Nur Anleihen und ähnliche Schuldtitel, die zum Handel an einem geregelten Markt zugelassen sind oder an einem gleichwertigen Drittlandsmarkt oder auf einer MTF („multilaterale Handelsplattform“) können potenziell gemäß den MiFID-II-Bestimmungen als nicht-komplex angesehen werden („Only bonds and similar debt instruments which are admitted to trading on a regulated market or on an equivalent third country market or on a MTF can potentially be deemed non-complex by the MiFID II provisions“), Seite 5 des Konsultationspapiers der ESMA). Hiernach käme es u.a. auf den Rechtsbegriff des „Handels an einem geregelten Markt“ an. Die EU-Auslegung kann nationales Recht beeinflussen.

In die nicht abschließend dargestellte Negativliste der komplexen Instrumente in dem Konsultationspapier gehören forderungsbesicherte Wertpapiere (Asset-backed securities and asset-backed commercial papers, Seite 11 des Konsultationspapiers).

In dem Konsultationspapier wird u.a. dazu ausgeführt: „The following types of debt instruments, which are non-exhaustive, are generally deemed to be complex by virtue of the above: i. Asset-backed securities and asset-backed commercial papers. The holder of an asset-backed security or asset-backed commercial paper relies directly and solely on the quality of the underlying assets – typically real property loans or consumer loans – for the repayment of the principal amount of the instrument. Such instruments, regardless of whether they are tranched or not, and regardless of their credit rating (if any), should be regarded as incorporating a structure that makes it difficult for the investor to understand the risk involved. They will accordingly always be complex for the purposes of Article 25(4) of MiFID II. Examples of ABS include Residential Mortgage Backed Securities (RMBS), Commercial Mortgage Backed Securities (CMBS) and Collateralised Debt Obligations (CDOs)”, Seite 11 des Konsultationspapiers.

Gemeint sind damit vor allem Anleihen, die durch Realkredite und durch Konsumentenkredite gesichert sind. Bei weiter Auslegung könnten aber auch Unternehmensforderungen unter den Begriff der forderungsbesicherten Anleihen fallen.

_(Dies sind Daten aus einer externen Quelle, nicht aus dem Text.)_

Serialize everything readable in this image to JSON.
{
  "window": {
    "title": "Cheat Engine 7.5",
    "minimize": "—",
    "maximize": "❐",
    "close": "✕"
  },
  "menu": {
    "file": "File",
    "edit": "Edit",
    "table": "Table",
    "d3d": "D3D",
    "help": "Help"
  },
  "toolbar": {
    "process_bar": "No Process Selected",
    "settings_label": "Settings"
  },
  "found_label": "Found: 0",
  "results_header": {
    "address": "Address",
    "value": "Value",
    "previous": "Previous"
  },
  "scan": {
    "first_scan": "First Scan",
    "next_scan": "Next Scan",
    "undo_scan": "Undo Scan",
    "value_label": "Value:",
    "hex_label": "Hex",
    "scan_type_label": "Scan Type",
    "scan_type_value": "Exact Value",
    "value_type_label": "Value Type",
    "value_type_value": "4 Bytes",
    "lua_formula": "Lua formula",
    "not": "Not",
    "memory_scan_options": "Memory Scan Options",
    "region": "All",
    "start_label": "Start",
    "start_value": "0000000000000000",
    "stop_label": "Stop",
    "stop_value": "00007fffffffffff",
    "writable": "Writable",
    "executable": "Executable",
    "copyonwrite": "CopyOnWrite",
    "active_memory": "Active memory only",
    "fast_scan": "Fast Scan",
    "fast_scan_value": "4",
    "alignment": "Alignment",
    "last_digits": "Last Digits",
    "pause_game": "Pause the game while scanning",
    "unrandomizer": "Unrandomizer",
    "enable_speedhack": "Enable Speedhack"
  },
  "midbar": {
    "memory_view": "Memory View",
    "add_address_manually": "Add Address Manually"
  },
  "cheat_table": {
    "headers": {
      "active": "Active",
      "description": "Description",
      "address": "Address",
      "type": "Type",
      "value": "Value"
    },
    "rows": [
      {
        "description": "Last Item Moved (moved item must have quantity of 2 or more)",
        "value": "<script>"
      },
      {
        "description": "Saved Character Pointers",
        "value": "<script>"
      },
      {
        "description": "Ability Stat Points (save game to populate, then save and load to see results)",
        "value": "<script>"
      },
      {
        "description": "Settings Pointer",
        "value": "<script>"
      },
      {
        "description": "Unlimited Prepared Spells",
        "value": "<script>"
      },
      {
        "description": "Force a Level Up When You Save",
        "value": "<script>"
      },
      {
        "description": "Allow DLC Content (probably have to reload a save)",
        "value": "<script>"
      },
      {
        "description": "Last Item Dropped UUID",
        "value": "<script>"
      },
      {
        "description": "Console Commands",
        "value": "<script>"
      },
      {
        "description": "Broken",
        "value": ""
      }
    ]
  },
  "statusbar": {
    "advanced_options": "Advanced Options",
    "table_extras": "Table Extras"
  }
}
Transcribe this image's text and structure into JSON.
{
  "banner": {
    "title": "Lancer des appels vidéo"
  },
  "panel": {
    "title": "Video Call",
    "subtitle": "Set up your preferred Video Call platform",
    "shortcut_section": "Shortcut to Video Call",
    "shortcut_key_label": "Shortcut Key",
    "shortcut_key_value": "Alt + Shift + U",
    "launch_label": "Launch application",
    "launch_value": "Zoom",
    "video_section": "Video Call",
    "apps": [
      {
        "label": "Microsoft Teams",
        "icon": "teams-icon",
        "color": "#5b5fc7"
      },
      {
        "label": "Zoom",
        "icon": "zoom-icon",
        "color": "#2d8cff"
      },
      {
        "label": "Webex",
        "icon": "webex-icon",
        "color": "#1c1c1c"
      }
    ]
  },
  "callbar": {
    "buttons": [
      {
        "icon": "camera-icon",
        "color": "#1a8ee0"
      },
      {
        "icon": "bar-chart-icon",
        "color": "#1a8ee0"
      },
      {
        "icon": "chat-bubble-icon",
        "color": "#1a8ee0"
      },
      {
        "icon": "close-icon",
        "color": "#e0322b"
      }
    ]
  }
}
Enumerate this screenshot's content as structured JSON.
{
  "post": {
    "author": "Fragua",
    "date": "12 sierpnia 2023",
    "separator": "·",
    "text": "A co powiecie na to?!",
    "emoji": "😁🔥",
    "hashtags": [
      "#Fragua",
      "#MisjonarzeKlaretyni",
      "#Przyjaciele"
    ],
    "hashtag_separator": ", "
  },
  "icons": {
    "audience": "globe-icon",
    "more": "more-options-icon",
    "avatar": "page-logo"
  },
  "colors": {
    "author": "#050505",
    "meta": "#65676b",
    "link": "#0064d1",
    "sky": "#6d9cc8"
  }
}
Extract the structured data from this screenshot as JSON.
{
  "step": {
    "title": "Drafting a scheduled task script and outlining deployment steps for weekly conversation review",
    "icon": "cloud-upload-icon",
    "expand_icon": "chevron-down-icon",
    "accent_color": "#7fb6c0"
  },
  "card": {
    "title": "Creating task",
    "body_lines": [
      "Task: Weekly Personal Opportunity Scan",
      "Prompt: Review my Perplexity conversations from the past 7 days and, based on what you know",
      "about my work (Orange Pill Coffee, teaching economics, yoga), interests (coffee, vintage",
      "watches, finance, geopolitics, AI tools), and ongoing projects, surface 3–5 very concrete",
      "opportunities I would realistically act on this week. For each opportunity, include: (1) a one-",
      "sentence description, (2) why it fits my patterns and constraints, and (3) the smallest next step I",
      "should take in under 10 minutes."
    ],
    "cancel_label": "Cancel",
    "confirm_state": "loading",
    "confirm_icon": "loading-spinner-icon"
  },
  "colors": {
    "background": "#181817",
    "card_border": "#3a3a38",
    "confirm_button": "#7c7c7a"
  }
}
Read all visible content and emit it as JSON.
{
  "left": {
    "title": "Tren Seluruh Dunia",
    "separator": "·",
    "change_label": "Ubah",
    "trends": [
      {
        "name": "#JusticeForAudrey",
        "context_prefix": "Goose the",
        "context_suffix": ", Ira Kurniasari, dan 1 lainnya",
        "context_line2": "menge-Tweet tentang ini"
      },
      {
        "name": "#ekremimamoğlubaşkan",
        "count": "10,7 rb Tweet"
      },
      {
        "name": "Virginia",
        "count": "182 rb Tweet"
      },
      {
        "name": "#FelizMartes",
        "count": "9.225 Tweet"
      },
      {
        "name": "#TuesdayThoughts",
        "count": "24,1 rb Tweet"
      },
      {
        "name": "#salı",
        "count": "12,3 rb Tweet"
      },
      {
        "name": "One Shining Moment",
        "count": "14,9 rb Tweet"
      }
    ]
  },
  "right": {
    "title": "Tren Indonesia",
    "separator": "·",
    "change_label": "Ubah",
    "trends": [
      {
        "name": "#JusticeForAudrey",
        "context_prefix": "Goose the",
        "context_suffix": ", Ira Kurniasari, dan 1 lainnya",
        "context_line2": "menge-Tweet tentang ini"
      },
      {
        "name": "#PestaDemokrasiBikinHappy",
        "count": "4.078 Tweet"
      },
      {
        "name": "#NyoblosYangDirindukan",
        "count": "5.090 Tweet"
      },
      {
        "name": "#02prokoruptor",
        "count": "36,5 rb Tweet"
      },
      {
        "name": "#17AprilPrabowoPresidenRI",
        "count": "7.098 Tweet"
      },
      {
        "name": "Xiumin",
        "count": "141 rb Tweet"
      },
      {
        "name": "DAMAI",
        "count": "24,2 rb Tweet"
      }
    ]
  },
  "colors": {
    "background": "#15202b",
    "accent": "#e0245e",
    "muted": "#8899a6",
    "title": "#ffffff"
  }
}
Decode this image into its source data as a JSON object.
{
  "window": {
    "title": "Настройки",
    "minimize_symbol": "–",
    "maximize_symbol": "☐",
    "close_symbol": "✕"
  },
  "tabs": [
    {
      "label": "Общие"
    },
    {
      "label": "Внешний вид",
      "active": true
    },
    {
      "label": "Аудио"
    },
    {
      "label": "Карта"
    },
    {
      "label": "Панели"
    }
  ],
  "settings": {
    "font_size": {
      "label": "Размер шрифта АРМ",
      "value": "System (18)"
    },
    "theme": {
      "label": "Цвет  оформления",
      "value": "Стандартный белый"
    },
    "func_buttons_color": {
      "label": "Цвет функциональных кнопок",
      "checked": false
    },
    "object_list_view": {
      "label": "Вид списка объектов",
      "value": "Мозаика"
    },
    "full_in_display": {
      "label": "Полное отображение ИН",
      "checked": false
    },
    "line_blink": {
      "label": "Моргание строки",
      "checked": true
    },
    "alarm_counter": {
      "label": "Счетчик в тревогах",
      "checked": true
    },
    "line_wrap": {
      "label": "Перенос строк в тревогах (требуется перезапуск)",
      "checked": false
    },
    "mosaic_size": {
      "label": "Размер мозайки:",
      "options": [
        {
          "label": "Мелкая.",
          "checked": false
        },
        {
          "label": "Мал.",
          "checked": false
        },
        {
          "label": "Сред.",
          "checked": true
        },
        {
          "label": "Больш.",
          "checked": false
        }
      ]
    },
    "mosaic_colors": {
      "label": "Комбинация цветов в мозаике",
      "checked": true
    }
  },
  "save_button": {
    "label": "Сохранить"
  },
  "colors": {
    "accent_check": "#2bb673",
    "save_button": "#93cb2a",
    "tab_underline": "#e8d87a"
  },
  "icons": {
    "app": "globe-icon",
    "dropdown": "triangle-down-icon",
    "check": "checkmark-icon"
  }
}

Mit komplexen Instrumenten sind ebenso Schultitel mit Nachrang gemeint (Subordinated debt instruments). Dazu heißt es auf Seite 12 des Konsultationspapiers: „The holder of a subordinated debt instrument (or subordinated commercial paper) is in a less favourable position than the holder of an ordinary debt instrument, since the reimbursement of the latter is not subordinated to the prior reimbursement of the debt held by others. This less favourable position is difficult to understand for the average retail investor. The prospectus and/or legal documentation of such securities is also challenging to understand. Such securities should therefore be regarded as complex”, Seite 12 des Konsultationspapiers.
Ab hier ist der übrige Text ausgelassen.